NEW DELHI - India canceled on Friday a rare meeting between its foreign minister and her Pakistani counterpart scheduled to have taken place on the sidelines of the U.N. General Assembly, only a day after announcing it would take place.
The Indian foreign ministry blamed the "latest brutal killings of our security personnel by Pakistan-based entities and the recent release of a series of twenty postage stamps by Pakistan glorifying a terrorist and terrorism."
It added that the recent actions had revealed Pakistan's "evil agenda" and the "true face" of the country's new Prime Minister Imran Khan.
The statement did not specify which killings it was referring to, but earlier this week an Indian border guard in the disputed territory of Kashmir was killed and his body mutilated.
And on Friday three policemen were found dead after being abducted in Indian-administered Kashmir.
India has long accused Pakistan of arming rebel groups in Kashmir, a Himalayan territory divided between the two countries but claimed in full by both.
Pakistan recently issued postage stamps of Burhan Wani, a charismatic Kashmiri militant commander killed by Indian troops in July 2016, whose death sparked a wave of violent protests in India.
The meeting in New York between Indian Foreign Minister Sushma Swaraj and Pakistan's Shah Mehmood Qureshi was only confirmed on Thursday.
It came after Khan wrote to his Indian counterpart Narendra Modi calling for a resumption of talks between the nuclear-armed foes.
High-level talks between India and Pakistan are rare. Indian media described the slated meeting as the first in nearly three years.
"The decision to agree to Pakistan's proposal for a meeting between the Foreign Ministers of the two countries in New York later this month was in response to the spirit reflected in the letters from the new Prime Minister and Foreign Minister of Pakistan," Friday's Indian statement said.

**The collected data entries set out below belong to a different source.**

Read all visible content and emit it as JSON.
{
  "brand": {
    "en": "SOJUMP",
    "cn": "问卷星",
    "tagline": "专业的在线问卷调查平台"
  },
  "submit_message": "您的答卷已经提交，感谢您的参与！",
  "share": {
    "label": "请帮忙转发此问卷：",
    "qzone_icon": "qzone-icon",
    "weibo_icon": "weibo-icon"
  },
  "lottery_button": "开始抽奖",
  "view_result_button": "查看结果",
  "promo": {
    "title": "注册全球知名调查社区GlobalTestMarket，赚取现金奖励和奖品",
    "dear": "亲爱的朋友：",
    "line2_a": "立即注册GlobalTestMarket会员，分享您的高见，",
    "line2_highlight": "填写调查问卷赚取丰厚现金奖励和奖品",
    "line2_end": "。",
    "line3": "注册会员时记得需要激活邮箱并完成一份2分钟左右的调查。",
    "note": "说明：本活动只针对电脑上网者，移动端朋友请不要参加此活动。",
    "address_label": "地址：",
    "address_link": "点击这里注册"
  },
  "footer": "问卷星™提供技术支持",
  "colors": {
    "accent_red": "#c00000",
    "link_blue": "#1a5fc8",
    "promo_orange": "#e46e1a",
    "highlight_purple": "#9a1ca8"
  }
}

"The letter from the Prime Minister of Pakistan had spoken of ... bringing a positive change and mutual desire for peace as also readiness to discuss terrorism," it added.

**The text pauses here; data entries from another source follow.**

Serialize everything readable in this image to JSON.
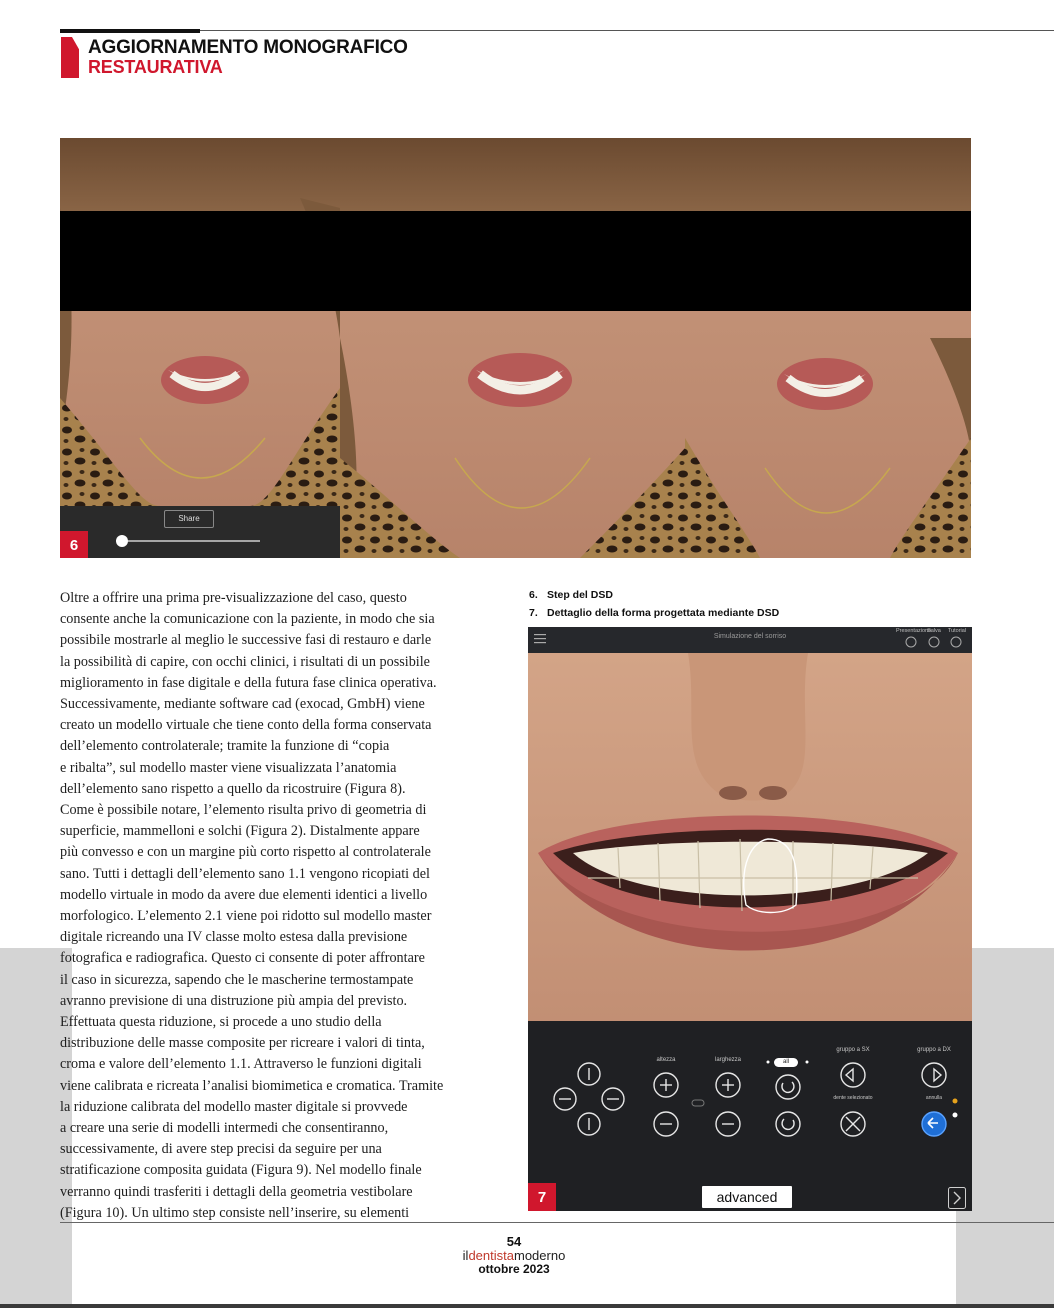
{
  "header": {
    "title": "AGGIORNAMENTO MONOGRAFICO",
    "subtitle": "RESTAURATIVA"
  },
  "figure6": {
    "number": "6",
    "share_label": "Share",
    "slider_value": 0.0
  },
  "body_lines": [
    "Oltre a offrire una prima pre-visualizzazione del caso, questo",
    "consente anche la comunicazione con la paziente, in modo che sia",
    "possibile mostrarle al meglio le successive fasi di restauro e darle",
    "la possibilità di capire, con occhi clinici, i risultati di un possibile",
    "miglioramento in fase digitale e della futura fase clinica operativa.",
    "Successivamente, mediante software cad (exocad, GmbH) viene",
    "creato un modello virtuale che tiene conto della forma conservata",
    "dell’elemento controlaterale; tramite la funzione di “copia",
    "e ribalta”, sul modello master viene visualizzata l’anatomia",
    "dell’elemento sano rispetto a quello da ricostruire (Figura 8).",
    "Come è possibile notare, l’elemento risulta privo di geometria di",
    "superficie, mammelloni e solchi (Figura 2). Distalmente appare",
    "più convesso e con un margine più corto rispetto al controlaterale",
    "sano. Tutti i dettagli dell’elemento sano 1.1 vengono ricopiati del",
    "modello virtuale in modo da avere due elementi identici a livello",
    "morfologico. L’elemento 2.1 viene poi ridotto sul modello master",
    "digitale ricreando una IV classe molto estesa dalla previsione",
    "fotografica e radiografica. Questo ci consente di poter affrontare",
    "il caso in sicurezza, sapendo che le mascherine termostampate",
    "avranno previsione di una distruzione più ampia del previsto.",
    "Effettuata questa riduzione, si procede a uno studio della",
    "distribuzione delle masse composite per ricreare i valori di tinta,",
    "croma e valore dell’elemento 1.1. Attraverso le funzioni digitali",
    "viene calibrata e ricreata l’analisi biomimetica e cromatica. Tramite",
    "la riduzione calibrata del modello master digitale si provvede",
    "a creare una serie di modelli intermedi che consentiranno,",
    "successivamente, di avere step precisi da seguire per una",
    "stratificazione composita guidata (Figura 9). Nel modello finale",
    "verranno quindi trasferiti i dettagli della geometria vestibolare",
    "(Figura 10). Un ultimo step consiste nell’inserire, su elementi"
  ],
  "captions": [
    {
      "num": "6.",
      "text": "Step del DSD"
    },
    {
      "num": "7.",
      "text": "Dettaglio della forma progettata mediante DSD"
    }
  ],
  "figure7": {
    "number": "7",
    "app_title": "Simulazione del sorriso",
    "top_icons": [
      "Presentazione",
      "Salva",
      "Tutorial"
    ],
    "labels": {
      "altezza": "altezza",
      "larghezza": "larghezza",
      "all": "all",
      "gruppo_sx": "gruppo a SX",
      "gruppo_dx": "gruppo a DX",
      "dente_selezionato": "dente selezionato",
      "annulla": "annulla"
    },
    "advanced_label": "advanced"
  },
  "footer": {
    "page": "54",
    "mag_il": "il",
    "mag_dentista": "dentista",
    "mag_moderno": "moderno",
    "issue": "ottobre 2023"
  },
  "colors": {
    "accent": "#d0172d",
    "app_bg": "#1f2023",
    "page_band": "#d4d4d4"
  }
}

"Now, it is obvious that behind Pakistan's proposal for talks to make a fresh beginning, the evil agenda of Pakistan stands exposed and the true face of the new Prime Minister of Pakistan Imran Khan has been revealed to the world in his first few months in office," it said.
"Any conversation with Pakistan in such an environment would be meaningless."

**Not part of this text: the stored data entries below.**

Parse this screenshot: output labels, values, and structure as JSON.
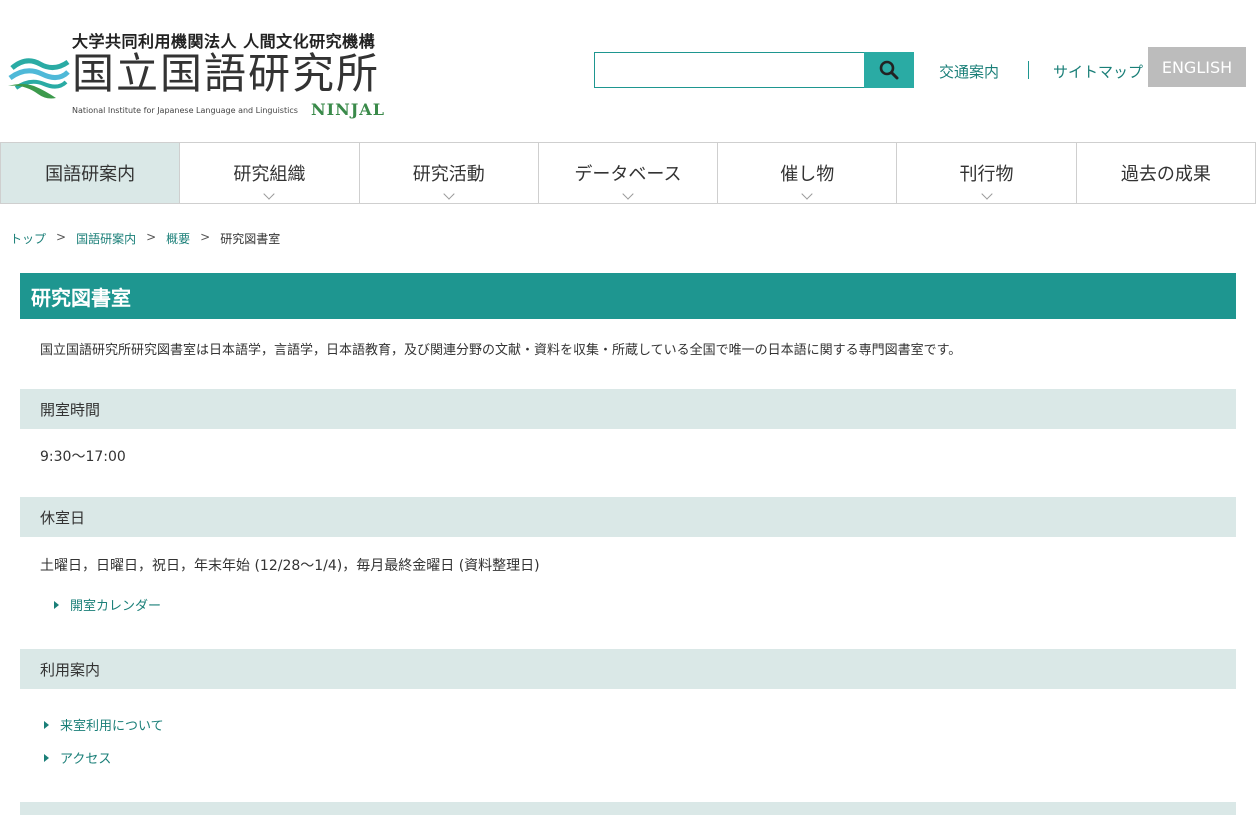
{
  "header": {
    "org_name": "大学共同利用機関法人 人間文化研究機構",
    "site_name": "国立国語研究所",
    "site_name_en": "National Institute for Japanese Language and Linguistics",
    "abbr": "NINJAL",
    "search_placeholder": "",
    "search_icon": "search-icon",
    "links": {
      "access": "交通案内",
      "sitemap": "サイトマップ",
      "english": "ENGLISH"
    }
  },
  "gnav": {
    "items": [
      {
        "label": "国語研案内",
        "active": true
      },
      {
        "label": "研究組織",
        "has_submenu": true
      },
      {
        "label": "研究活動",
        "has_submenu": true
      },
      {
        "label": "データベース",
        "has_submenu": true
      },
      {
        "label": "催し物",
        "has_submenu": true
      },
      {
        "label": "刊行物",
        "has_submenu": true
      },
      {
        "label": "過去の成果"
      }
    ]
  },
  "breadcrumb": {
    "items": [
      "トップ",
      "国語研案内",
      "概要"
    ],
    "current": "研究図書室",
    "separator": ">"
  },
  "main": {
    "title": "研究図書室",
    "intro": "国立国語研究所研究図書室は日本語学，言語学，日本語教育，及び関連分野の文献・資料を収集・所蔵している全国で唯一の日本語に関する専門図書室です。",
    "hours": {
      "heading": "開室時間",
      "text": "9:30～17:00"
    },
    "closed": {
      "heading": "休室日",
      "text": "土曜日，日曜日，祝日，年末年始 (12/28～1/4)，毎月最終金曜日 (資料整理日)",
      "link": "開室カレンダー"
    },
    "usage": {
      "heading": "利用案内",
      "links": [
        "来室利用について",
        "アクセス"
      ]
    }
  },
  "colors": {
    "primary": "#1e9690",
    "link": "#1a7f78",
    "section_bg": "#dae8e7",
    "english_bg": "#bcbcbc"
  }
}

Qureshi told Pakistan's ARY TV channel that he was "surprised and disappointed."
"We had given a positive signal and India too had hinted about negotiations," he said.
"India has once again shown that it cares more about its own politics than regional peace and stability," he added.
Asked if Pakistan will approach India again for negotiations, he said: "No, we wanted negotiations in a dignified way."